The district court seems to have relied on that notion, writing when it granted summary judgment that “the parties agree that Bauer was an insider at the time of her trade.”
The problem, though, is that in contrast to a typical trade in the stock of a public corporation, a mutual fund redemption is not a transaction between an insider on the one hand and an outsider, a dupe, on the other. No, the counterparty in redemption is by definition to mutual fund itself, an insider as to its own affairs. The fund “cannot be duped by nondisclosure,” the opinion says, so the traditional argument is at best an awkward fit.
The SEC on appeal pressed the more recent alternative theory in insider-trading law, misappropriation, as in the O’Hagan case. Indeed, it pressed this view so exclusively that the appellate court deemed the agency to have “abandoned and forfeited the classical theory as a basis for liability in this case.

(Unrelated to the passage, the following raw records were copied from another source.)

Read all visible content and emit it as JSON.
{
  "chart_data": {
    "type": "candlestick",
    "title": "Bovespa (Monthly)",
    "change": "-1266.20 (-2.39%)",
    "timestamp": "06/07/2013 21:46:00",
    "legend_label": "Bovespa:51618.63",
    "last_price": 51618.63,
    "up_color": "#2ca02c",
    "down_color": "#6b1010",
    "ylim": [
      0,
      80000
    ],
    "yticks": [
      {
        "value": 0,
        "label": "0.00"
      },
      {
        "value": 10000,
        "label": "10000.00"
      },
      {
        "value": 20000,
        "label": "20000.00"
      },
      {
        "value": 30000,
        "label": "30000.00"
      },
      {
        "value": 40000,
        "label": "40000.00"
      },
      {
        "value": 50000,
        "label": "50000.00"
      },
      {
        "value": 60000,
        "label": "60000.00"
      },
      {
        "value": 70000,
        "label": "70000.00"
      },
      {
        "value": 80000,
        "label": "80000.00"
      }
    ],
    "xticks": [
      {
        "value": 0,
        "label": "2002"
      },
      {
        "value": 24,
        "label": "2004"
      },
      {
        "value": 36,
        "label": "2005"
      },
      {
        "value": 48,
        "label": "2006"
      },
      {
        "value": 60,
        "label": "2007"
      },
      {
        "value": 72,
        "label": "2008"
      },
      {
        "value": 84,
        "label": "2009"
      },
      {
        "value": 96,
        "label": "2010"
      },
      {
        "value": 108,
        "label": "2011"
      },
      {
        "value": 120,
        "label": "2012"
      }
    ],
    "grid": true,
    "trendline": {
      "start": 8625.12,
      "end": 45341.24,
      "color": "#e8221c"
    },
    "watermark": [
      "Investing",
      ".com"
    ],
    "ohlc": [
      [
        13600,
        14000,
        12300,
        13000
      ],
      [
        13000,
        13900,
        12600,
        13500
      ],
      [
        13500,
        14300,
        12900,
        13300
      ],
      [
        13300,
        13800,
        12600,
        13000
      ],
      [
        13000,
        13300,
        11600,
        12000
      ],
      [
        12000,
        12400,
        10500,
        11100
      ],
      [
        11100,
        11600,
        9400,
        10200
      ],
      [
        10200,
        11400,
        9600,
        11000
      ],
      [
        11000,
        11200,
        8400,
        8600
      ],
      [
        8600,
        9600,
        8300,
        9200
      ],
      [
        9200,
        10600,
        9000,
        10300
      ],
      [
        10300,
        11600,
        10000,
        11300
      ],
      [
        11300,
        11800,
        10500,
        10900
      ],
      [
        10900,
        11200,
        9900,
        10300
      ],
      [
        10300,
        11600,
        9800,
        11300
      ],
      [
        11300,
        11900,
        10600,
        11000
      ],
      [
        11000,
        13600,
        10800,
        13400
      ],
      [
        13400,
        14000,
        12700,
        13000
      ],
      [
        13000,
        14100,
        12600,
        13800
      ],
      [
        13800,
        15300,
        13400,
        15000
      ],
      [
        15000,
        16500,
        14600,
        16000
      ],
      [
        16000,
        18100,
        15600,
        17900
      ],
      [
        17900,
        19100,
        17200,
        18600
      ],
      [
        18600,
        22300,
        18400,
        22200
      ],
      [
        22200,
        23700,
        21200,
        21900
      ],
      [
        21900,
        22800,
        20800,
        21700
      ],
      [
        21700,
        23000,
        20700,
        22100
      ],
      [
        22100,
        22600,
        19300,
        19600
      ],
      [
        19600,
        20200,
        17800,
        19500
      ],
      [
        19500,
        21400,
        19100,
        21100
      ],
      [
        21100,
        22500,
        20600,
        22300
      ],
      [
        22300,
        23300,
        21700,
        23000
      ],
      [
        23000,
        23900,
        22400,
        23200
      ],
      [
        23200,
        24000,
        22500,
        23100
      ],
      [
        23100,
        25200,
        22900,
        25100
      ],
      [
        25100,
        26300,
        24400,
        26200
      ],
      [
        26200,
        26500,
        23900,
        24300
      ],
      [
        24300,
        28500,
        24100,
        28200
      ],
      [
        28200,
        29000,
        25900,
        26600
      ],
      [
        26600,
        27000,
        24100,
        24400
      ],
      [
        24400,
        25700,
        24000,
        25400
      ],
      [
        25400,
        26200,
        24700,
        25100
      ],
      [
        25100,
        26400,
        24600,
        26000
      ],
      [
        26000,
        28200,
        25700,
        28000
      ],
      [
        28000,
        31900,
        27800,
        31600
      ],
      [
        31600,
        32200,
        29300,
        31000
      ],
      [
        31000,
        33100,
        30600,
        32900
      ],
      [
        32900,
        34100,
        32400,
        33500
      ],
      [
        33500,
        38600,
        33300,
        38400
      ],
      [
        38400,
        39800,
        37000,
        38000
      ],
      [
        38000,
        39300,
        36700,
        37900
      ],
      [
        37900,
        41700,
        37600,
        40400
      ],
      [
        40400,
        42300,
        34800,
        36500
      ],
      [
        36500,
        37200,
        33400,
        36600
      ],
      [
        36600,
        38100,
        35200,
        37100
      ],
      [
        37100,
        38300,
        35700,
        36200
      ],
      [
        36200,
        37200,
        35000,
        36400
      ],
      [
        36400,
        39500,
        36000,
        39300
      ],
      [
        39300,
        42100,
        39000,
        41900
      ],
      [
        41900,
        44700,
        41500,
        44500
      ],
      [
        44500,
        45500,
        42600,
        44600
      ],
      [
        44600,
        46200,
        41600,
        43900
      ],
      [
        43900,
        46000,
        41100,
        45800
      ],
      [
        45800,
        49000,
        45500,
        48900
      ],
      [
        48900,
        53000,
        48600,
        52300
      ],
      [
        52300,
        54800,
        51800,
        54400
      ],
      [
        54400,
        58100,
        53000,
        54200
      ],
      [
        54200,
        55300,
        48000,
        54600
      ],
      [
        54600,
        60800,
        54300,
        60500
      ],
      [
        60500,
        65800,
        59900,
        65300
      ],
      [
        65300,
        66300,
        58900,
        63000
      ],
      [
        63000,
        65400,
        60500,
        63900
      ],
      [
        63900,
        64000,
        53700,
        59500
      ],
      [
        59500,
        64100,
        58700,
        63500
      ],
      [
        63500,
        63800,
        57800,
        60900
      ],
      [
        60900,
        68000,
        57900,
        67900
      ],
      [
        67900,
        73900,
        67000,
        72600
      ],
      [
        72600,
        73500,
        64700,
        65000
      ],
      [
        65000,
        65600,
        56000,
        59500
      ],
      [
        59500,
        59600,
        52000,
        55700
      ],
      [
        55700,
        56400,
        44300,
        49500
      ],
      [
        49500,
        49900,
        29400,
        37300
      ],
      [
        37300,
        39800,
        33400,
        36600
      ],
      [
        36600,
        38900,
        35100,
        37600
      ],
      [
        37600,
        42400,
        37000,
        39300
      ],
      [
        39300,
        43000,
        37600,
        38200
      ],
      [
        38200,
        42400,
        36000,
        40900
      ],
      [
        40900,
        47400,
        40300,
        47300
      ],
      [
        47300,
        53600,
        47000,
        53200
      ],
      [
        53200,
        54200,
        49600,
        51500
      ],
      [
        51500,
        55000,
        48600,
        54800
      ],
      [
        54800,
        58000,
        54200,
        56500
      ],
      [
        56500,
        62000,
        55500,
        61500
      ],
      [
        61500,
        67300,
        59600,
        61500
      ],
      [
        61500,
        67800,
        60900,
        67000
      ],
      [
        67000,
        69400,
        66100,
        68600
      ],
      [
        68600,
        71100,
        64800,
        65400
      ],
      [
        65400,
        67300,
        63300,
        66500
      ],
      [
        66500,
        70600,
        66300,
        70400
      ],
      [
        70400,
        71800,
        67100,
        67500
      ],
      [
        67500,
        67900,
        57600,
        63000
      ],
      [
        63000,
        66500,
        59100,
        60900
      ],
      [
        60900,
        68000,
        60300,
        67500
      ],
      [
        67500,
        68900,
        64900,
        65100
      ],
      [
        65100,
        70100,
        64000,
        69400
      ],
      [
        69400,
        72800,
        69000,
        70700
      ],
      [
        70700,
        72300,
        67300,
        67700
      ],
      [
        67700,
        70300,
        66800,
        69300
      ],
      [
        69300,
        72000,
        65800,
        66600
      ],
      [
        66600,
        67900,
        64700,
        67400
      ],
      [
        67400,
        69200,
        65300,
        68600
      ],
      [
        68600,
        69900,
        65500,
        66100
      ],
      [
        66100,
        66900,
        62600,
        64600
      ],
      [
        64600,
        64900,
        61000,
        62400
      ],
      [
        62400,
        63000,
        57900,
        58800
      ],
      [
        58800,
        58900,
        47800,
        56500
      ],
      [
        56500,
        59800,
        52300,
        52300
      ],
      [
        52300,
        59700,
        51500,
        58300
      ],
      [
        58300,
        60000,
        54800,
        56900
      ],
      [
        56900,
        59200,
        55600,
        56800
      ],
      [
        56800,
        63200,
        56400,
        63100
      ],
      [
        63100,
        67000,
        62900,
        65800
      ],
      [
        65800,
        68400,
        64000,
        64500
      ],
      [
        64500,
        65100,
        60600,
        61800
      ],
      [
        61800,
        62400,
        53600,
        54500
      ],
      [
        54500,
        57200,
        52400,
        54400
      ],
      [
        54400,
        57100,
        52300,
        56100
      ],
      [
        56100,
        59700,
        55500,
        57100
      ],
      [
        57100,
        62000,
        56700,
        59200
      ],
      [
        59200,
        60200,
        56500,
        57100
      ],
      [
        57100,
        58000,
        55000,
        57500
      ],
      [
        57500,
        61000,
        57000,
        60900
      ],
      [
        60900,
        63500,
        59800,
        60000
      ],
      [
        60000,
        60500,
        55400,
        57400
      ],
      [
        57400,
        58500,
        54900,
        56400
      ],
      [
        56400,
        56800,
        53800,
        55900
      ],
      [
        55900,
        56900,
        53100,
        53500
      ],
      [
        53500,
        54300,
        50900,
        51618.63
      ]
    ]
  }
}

The misappropriation theory would hold that liability is appropriate because Bauer misappropriated confidential information that she received – at the board of directors’ meeting for example – in breach of a duty owed to the source of that information.
But this theory was never properly presented to the district court, so there is no proper record on appeal. Hence the remand: the SEC can try again. And that will be worth watching.